Ab in die Berge
Heute sind wir mit einem klimatisierten Bus als einzige Langnasen unterwegs nach Chiang Mai. Mit Mofa-Geschwindigkeit die Pässe hoch, mit Warp-Geschwindigkeit die Hänge runter.
Der heutige Tag ist für die Reise nach Chiang Mai reserviert.

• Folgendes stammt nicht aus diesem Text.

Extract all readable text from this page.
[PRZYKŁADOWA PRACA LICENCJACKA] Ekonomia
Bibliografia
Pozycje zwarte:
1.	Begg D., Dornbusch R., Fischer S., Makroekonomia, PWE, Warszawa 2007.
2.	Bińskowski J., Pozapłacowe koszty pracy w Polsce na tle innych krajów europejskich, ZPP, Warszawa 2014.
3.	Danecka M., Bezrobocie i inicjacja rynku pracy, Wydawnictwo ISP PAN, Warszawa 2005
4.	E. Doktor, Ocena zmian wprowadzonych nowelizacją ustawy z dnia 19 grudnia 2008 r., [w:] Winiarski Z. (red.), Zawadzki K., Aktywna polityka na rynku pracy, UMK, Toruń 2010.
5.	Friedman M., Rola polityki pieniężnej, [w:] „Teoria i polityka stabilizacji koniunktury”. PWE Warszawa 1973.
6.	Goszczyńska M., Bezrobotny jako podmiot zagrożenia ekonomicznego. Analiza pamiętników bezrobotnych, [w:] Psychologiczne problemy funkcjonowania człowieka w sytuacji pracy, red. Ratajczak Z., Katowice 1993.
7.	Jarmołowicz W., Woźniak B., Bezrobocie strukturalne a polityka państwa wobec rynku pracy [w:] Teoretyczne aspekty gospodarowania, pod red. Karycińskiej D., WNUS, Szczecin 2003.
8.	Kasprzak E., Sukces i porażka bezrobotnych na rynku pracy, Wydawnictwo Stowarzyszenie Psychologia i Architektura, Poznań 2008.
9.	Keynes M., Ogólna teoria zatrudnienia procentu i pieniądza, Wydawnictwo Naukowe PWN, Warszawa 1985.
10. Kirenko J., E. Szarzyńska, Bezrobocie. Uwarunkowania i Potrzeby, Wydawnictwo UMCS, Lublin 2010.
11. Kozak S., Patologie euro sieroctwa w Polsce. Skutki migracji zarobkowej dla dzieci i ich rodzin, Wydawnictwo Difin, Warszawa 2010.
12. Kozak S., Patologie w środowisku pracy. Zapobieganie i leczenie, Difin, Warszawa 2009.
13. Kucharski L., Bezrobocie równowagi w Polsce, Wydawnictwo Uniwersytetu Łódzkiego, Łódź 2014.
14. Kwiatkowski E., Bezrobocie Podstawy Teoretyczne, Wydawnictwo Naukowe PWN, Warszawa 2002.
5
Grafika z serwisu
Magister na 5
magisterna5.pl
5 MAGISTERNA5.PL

Etwas gespannt, wie wir die sechsstündige Fahrt, in die zweitgrösste Stadt Thailands, nach "Chiang Mai" überstehen, steigen wir heute in den Bus. Gespannt sind wir, da einerseits die Sitzgelegenheiten für europäische Körper nicht gerade optimal sind, andererseits Monikas Verdauung noch immer Kapriolen schlägt. Asiatische Gelassenheit ist angesagt... und siehe da, dies sei schon vorweg verraten, alles geht erstaunlich glatt. Air Conditioning, im Fahrplan fix eingeplante Verpflegungsstopps mit entsprechenden Facilities ;-) und ein flüssiger Verkehrsfluss tragen zu unserem Gück bei, so dass wir, nur wenig zerknittert und durch schöne Landschaftsbilder belohnt in Chiang Mai ankommen.

Chiang Mai ist nun definitiv im gebirgigen Norden. Der "Greyhound à la Thailande" keucht im Mofatempo die Pässe hoch, um auf den Abfahrten dann so richtig in die Stossdämpfer zu liegen. Die Landschaft verändert ihr Gesicht. Die vom einzigartig leuchtenden Hellgrün der Reisfelder geprägten Ebenen verwandeln sich in Bergflanken, die nun von Regenwald bewachsen sind. Wir sehen zwar noch immer ab und zu kleine saftig hellgrüne Felder, es dominieren nun aber Bäume, Bananenpalmen, Bambus und Co.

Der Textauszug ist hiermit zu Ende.